Saudi airstrike hits hotel: at least 41 dead
Some witnesses put the death toll at 60. About 100 people were in the building. Civilians are feared dead. For the Saudi-led coalition, the hotel was a “legitimate military high-value target”.
Sana'a (AsiaNews/Agencies) – At least 41 people were killed in an Saudi-led airstrike that hit a hotel yesterday in the Arhab district, 20 kilometres north of the Houthi rebel-controlled Yemeni capital of Sana'a.
Medics found 35 bodies as well as body parts, some dangling from the building after the roof collapsed. The rest were under the rubble. At least 13 people were wounded.
The pro-Houti al-Masirah TV network reported 41 deaths but the death toll is expected to rise.
According to some witnesses the death toll is around 60. About 100 people were inside the hotel at the time of the attack. Some civilians are almost certainly among the victims.
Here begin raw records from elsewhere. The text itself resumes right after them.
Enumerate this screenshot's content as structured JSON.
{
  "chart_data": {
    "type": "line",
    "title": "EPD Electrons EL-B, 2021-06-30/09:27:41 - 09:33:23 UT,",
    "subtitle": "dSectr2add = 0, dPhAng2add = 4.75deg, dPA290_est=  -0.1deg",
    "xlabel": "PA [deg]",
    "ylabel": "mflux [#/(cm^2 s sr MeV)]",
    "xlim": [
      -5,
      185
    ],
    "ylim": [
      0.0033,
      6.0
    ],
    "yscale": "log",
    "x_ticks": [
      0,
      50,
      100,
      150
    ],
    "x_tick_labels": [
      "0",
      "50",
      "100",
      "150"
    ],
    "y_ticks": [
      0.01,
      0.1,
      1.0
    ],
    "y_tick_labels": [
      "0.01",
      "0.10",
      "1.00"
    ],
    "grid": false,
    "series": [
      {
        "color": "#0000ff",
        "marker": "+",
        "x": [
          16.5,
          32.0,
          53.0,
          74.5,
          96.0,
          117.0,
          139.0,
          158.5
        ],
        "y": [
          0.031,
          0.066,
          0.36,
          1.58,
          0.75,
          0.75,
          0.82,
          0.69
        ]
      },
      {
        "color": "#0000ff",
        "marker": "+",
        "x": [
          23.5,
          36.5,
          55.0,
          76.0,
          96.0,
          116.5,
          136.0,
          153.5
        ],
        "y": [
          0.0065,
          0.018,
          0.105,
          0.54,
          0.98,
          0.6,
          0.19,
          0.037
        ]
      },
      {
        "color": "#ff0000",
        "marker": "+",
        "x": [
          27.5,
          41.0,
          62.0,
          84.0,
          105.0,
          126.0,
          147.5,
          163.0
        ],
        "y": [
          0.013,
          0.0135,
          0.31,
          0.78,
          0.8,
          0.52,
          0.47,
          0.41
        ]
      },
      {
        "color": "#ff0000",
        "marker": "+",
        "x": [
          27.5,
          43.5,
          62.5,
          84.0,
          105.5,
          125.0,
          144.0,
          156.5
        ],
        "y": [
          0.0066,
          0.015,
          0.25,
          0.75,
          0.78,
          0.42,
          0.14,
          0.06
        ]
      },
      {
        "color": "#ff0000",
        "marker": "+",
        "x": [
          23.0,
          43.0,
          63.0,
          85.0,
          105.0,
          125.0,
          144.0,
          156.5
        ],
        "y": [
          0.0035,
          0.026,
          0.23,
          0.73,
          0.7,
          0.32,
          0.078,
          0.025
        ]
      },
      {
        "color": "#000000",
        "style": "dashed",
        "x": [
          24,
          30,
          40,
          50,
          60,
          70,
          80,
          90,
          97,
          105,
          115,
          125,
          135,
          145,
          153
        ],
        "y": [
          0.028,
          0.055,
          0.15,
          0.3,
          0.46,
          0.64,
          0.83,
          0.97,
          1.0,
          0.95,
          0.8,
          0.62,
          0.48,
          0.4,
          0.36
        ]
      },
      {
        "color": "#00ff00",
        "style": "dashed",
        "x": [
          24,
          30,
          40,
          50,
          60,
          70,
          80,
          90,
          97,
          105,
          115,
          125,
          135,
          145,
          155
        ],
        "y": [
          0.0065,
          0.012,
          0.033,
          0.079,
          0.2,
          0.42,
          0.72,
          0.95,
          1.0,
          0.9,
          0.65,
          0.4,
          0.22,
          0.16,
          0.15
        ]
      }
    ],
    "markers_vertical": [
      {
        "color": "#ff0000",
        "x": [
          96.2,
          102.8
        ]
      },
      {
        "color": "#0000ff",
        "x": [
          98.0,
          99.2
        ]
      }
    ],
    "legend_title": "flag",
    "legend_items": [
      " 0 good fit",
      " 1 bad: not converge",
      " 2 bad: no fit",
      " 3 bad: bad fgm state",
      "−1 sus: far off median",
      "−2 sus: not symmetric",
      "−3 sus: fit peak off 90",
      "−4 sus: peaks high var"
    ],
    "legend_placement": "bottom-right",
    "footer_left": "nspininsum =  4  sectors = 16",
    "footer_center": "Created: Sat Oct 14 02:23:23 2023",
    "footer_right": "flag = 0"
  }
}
According to medical staff, the killed included farmers. Officials and some of those present said that Houthi rebels were also present. According to other witnesses, qat farmers were in the hotel.
A Saudi coalition spokesman said that a "legitimate military high-value target” was hit in Arhab, adding that those “who perished were members of an armed renegade group”.
Since January 2015, Yemen has been the scene of a bloody civil conflict that has caused about 10,000 deaths, pitting former President Abedrabbo Mansour Hadi, backed by Saudi Arabia, and Houthi rebels, close to Iran and Lebanon’s Hezbollah.
Recently, UN Secretary General Antonio Guterres slammed airstrikes by the Saudi-led coalition, which have killed more than half of all the children who have died in the conflict.
At present, the Yemeni population has also been hit by a major famine and the worst cholera outbreak in the world, now reaching half a million cases.